È passato ormai più di un mese dal primo vero “shock” generato dalla nuova amministrazione Trump: una raffica di annunci tariffari che ha riportato alla memoria il fantasma del protezionismo anni ‘30, in piena Grande Depressione. Eppure, a distanza di settimane, la situazione resta tutt’altro che chiara. La minaccia dei dazi è ancora sul tavolo, la comunicazione da parte della Casa Bianca è altalenante, e i mercati, prima azionari, ora obbligazionari, si muovono al ritmo degli umori presidenziali. Ma in questo contesto di incertezza cronica, qual è la vera lezione che ogni investitore dovrebbe aver ormai imparato?
La risposta si concentra in un solo concetto: il market timing, in condizioni di incertezza politica, è quasi sempre destinato a fallire.
Un crollo politico, non economico
L’ondata di vendite che ha colpito il mercato USA nelle ultime settimane non è nata da dati macroeconomici preoccupanti, né da una crisi societaria. Al contrario, è stata innescata da un evento puramente politico: l’annuncio di tariffe universali al 10% su tutte le importazioni negli Stati Uniti, con picchi del 145% verso alcuni Paesi specifici, in particolare la Cina. Una notizia dirompente, arrivata all’improvviso, che ha seminato panico sui mercati e scatenato vendite a catena.
Retail, fondi, hedge fund con esposizioni short a leva: tutti hanno partecipato alla fuga. Il pensiero dominante? “Se davvero queste tariffe entrano in vigore, gli utili aziendali crolleranno. Il rischio di recessione è altissimo.” E per molti analisti, l’Armageddon era dietro l’angolo.
Ma come spesso accade nella politica trumpiana, dopo l’annuncio è arrivata la retromarcia. Le tariffe sono state ridimensionate, concentrate su determinati settori, con molte eccezioni strategiche. Il mercato ha reagito con forti rimbalzi, mentre gli investitori, molti dei quali avevano già venduto, restavano disorientati.
Il vero rischio: l’incertezza politica
L’intera vicenda dimostra che i movimenti di mercato non sempre riflettono i fondamentali economici. In questo caso, si è trattato di un evento puramente politico, altamente imprevedibile, gestito in modo comunicativamente disordinato. E questa è la vera insidia: l’incertezza politica è difficilmente modellizzabile, perché non segue una logica economica o ciclica.
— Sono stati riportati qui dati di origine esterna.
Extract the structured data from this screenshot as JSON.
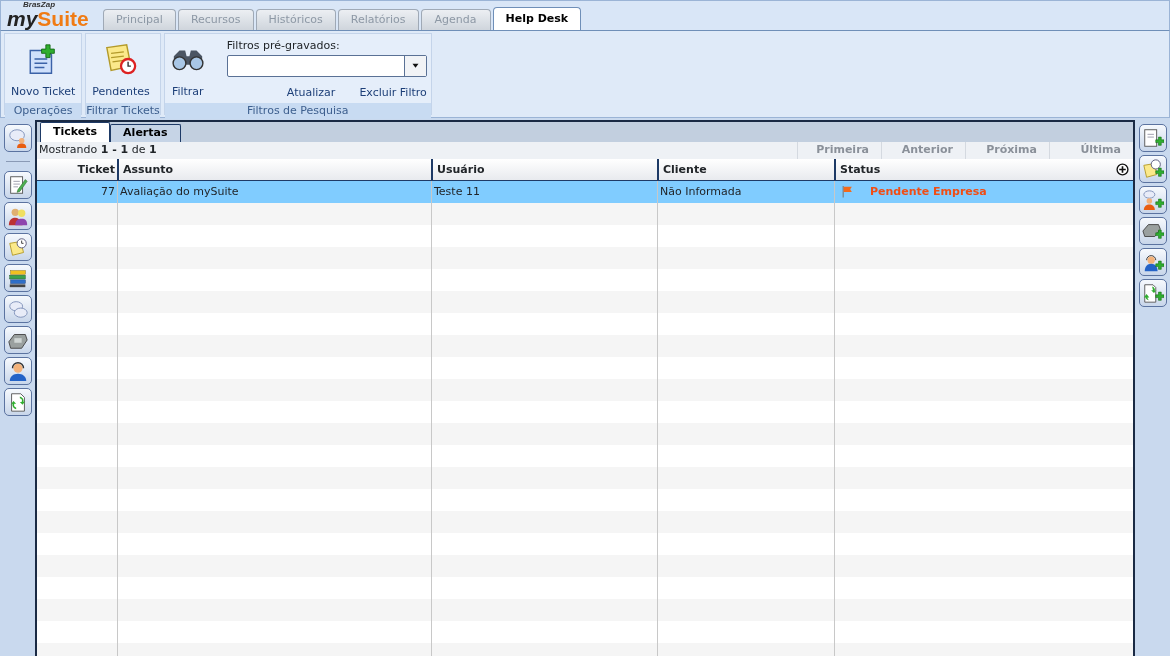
{
  "logo": {
    "small": "BrasZap",
    "name_a": "my",
    "name_b": "Suite"
  },
  "app_tabs": [
    {
      "label": "Principal",
      "selected": false
    },
    {
      "label": "Recursos",
      "selected": false
    },
    {
      "label": "Históricos",
      "selected": false
    },
    {
      "label": "Relatórios",
      "selected": false
    },
    {
      "label": "Agenda",
      "selected": false
    },
    {
      "label": "Help Desk",
      "selected": true
    }
  ],
  "ribbon": {
    "groups": [
      {
        "title": "Operações",
        "buttons": [
          {
            "label": "Novo Ticket"
          }
        ]
      },
      {
        "title": "Filtrar Tickets",
        "buttons": [
          {
            "label": "Pendentes"
          }
        ]
      },
      {
        "title": "Filtros de Pesquisa",
        "buttons": [
          {
            "label": "Filtrar"
          }
        ],
        "filter": {
          "label": "Filtros pré-gravados:",
          "links": [
            "Atualizar",
            "Excluir Filtro"
          ]
        }
      }
    ]
  },
  "view_tabs": [
    {
      "label": "Tickets",
      "selected": true
    },
    {
      "label": "Alertas",
      "selected": false
    }
  ],
  "paging": {
    "summary": "Mostrando **1 - 1** de **1**",
    "links": [
      {
        "label": "Primeira",
        "disabled": true
      },
      {
        "label": "Anterior",
        "disabled": true
      },
      {
        "label": "Próxima",
        "disabled": true
      },
      {
        "label": "Última",
        "disabled": true
      }
    ]
  },
  "table": {
    "columns": [
      "Ticket",
      "Assunto",
      "Usuário",
      "Cliente",
      "Status"
    ],
    "rows": [
      {
        "ticket": "77",
        "assunto": "Avaliação do mySuite",
        "usuario": "Teste 11",
        "cliente": "Não Informada",
        "status": "Pendente Empresa",
        "selected": true
      }
    ]
  }
}
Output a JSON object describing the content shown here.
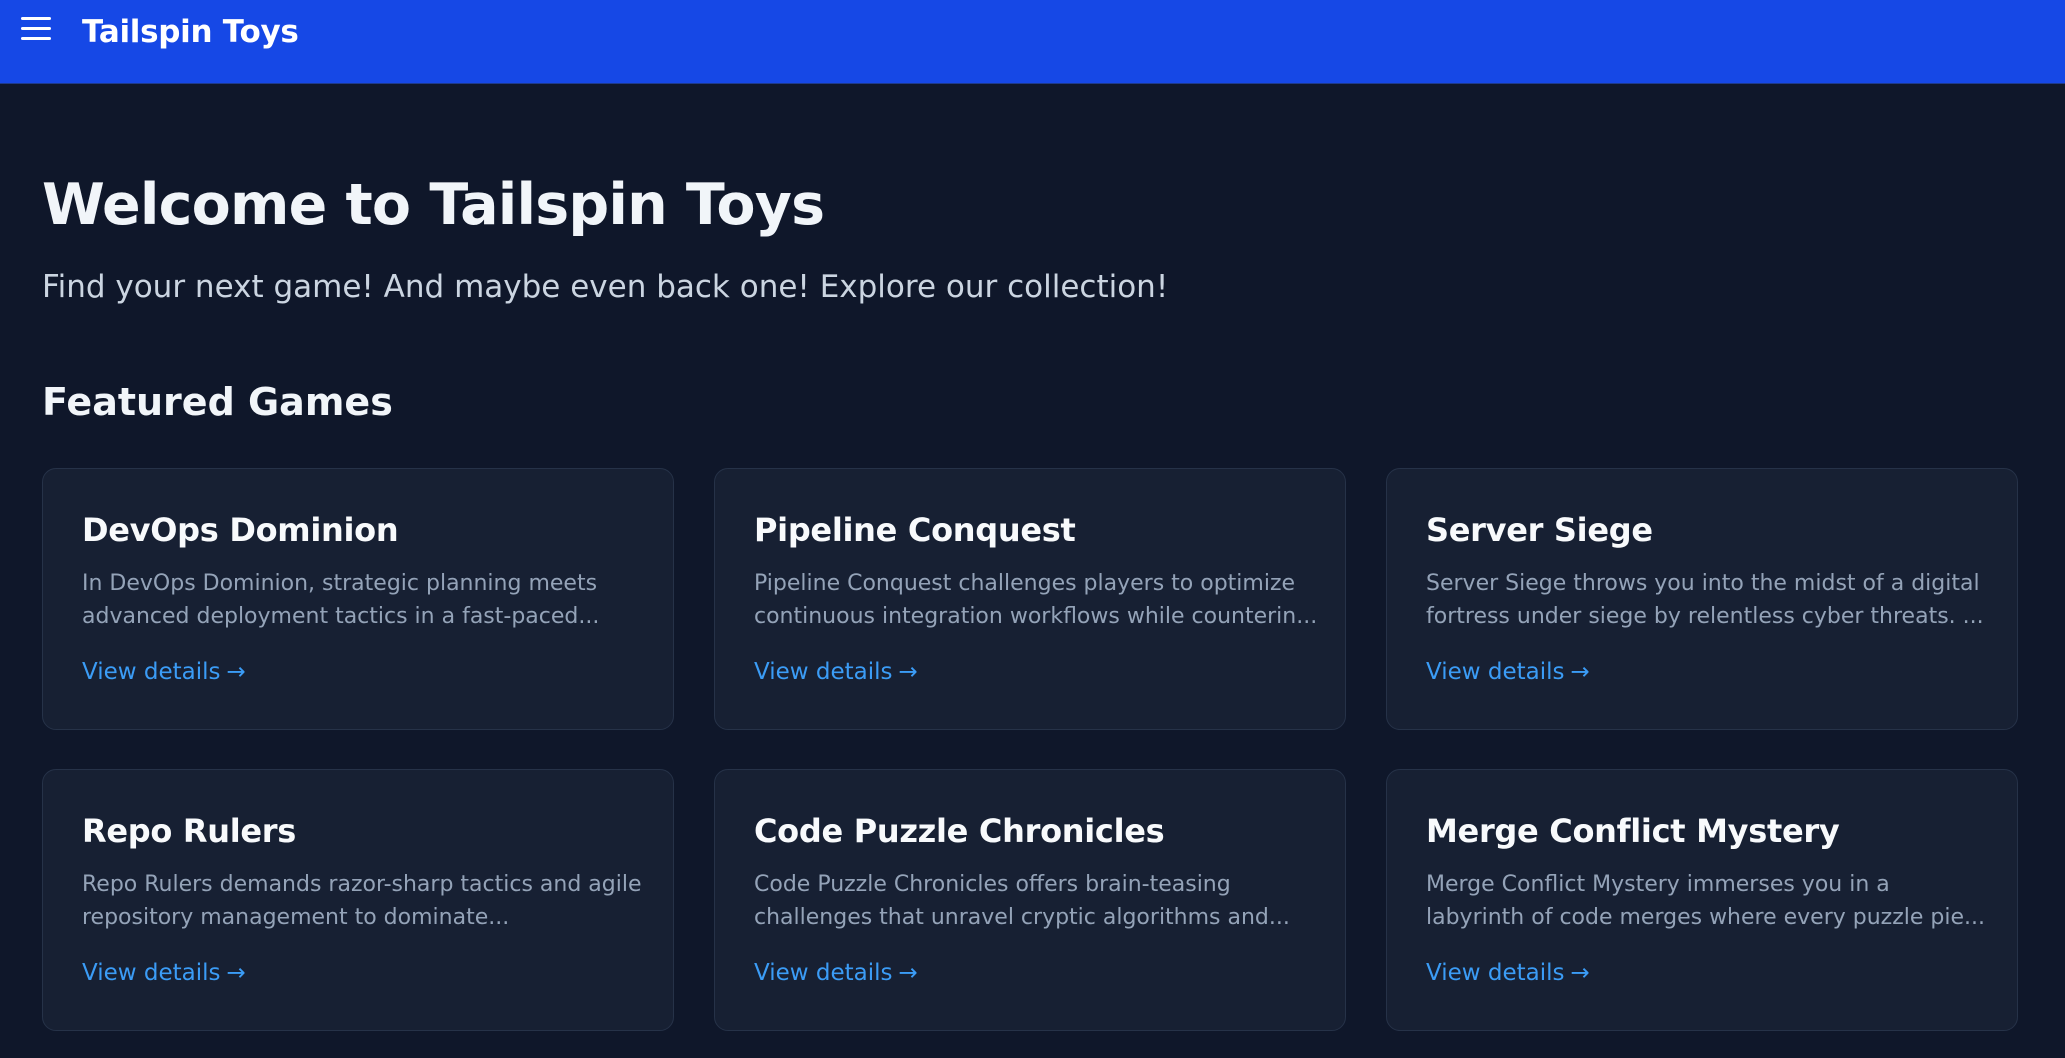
{
  "header": {
    "brand": "Tailspin Toys"
  },
  "hero": {
    "title": "Welcome to Tailspin Toys",
    "subtitle": "Find your next game! And maybe even back one! Explore our collection!"
  },
  "featured": {
    "title": "Featured Games",
    "link_label": "View details",
    "link_arrow": "→",
    "games": [
      {
        "title": "DevOps Dominion",
        "desc_line1": "In DevOps Dominion, strategic planning meets",
        "desc_line2": "advanced deployment tactics in a fast-paced..."
      },
      {
        "title": "Pipeline Conquest",
        "desc_line1": "Pipeline Conquest challenges players to optimize",
        "desc_line2": "continuous integration workflows while counterin..."
      },
      {
        "title": "Server Siege",
        "desc_line1": "Server Siege throws you into the midst of a digital",
        "desc_line2": "fortress under siege by relentless cyber threats. ..."
      },
      {
        "title": "Repo Rulers",
        "desc_line1": "Repo Rulers demands razor-sharp tactics and agile",
        "desc_line2": "repository management to dominate..."
      },
      {
        "title": "Code Puzzle Chronicles",
        "desc_line1": "Code Puzzle Chronicles offers brain-teasing",
        "desc_line2": "challenges that unravel cryptic algorithms and..."
      },
      {
        "title": "Merge Conflict Mystery",
        "desc_line1": "Merge Conflict Mystery immerses you in a",
        "desc_line2": "labyrinth of code merges where every puzzle pie..."
      }
    ]
  },
  "colors": {
    "header_bg": "#1648e6",
    "page_bg": "#0f172a",
    "card_bg": "#172033",
    "link": "#3b9cf6"
  }
}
Esiste un indicatore chiamato Political Uncertainty Index, creato per misurare proprio questi momenti di instabilità. In queste fasi, la volatilità non deriva da dati economici deboli (che possono essere analizzati, stimati, scontati), ma da dichiarazioni, minacce, tweet, conferenze stampa. Tutti elementi difficili da prevedere, ma capaci di spostare miliardi in pochi minuti.
Market timing? Meglio evitare
La tentazione di anticipare i mercati in questi contesti è forte. Ma la realtà è che in periodi di alta incertezza politica, il market timing si trasforma in una scommessa. Spesso perdente. Le mosse di Trump lo dimostrano: chi ha venduto al primo annuncio dei dazi si è trovato fuori dal mercato proprio mentre le stesse tariffe venivano ritrattate. Chi ha cercato di “coprirsi” comprando Treasuries, ha poi assistito a rimbalzi altrettanto repentini.
Il problema è che la politica, a differenza dell’economia, non segue dinamiche lineari. Non è soggetta a dati certi, né a modelli predittivi. Ed è per questo che in condizioni di incertezza politica, il miglior approccio per un investitore è rimanere coerente con la propria asset allocation e orizzonte temporale.
S&P 500, 1D
Grafico a candele giornaliere dell'S&P 500. Fonte: baha.com
Quindi?
La vera lezione da imparare dalle mosse di Trump non riguarda tanto il protezionismo o la Cina. Riguarda il modo in cui i mercati reagiscono a eventi politici improvvisi. E come, in questi casi, la tentazione di vendere o “saltare fuori” dal mercato possa rivelarsi più dannosa del rischio stesso.
Se c’è un momento in cui la disciplina paga, è proprio questo: quando la politica confonde, la strategia deve guidare.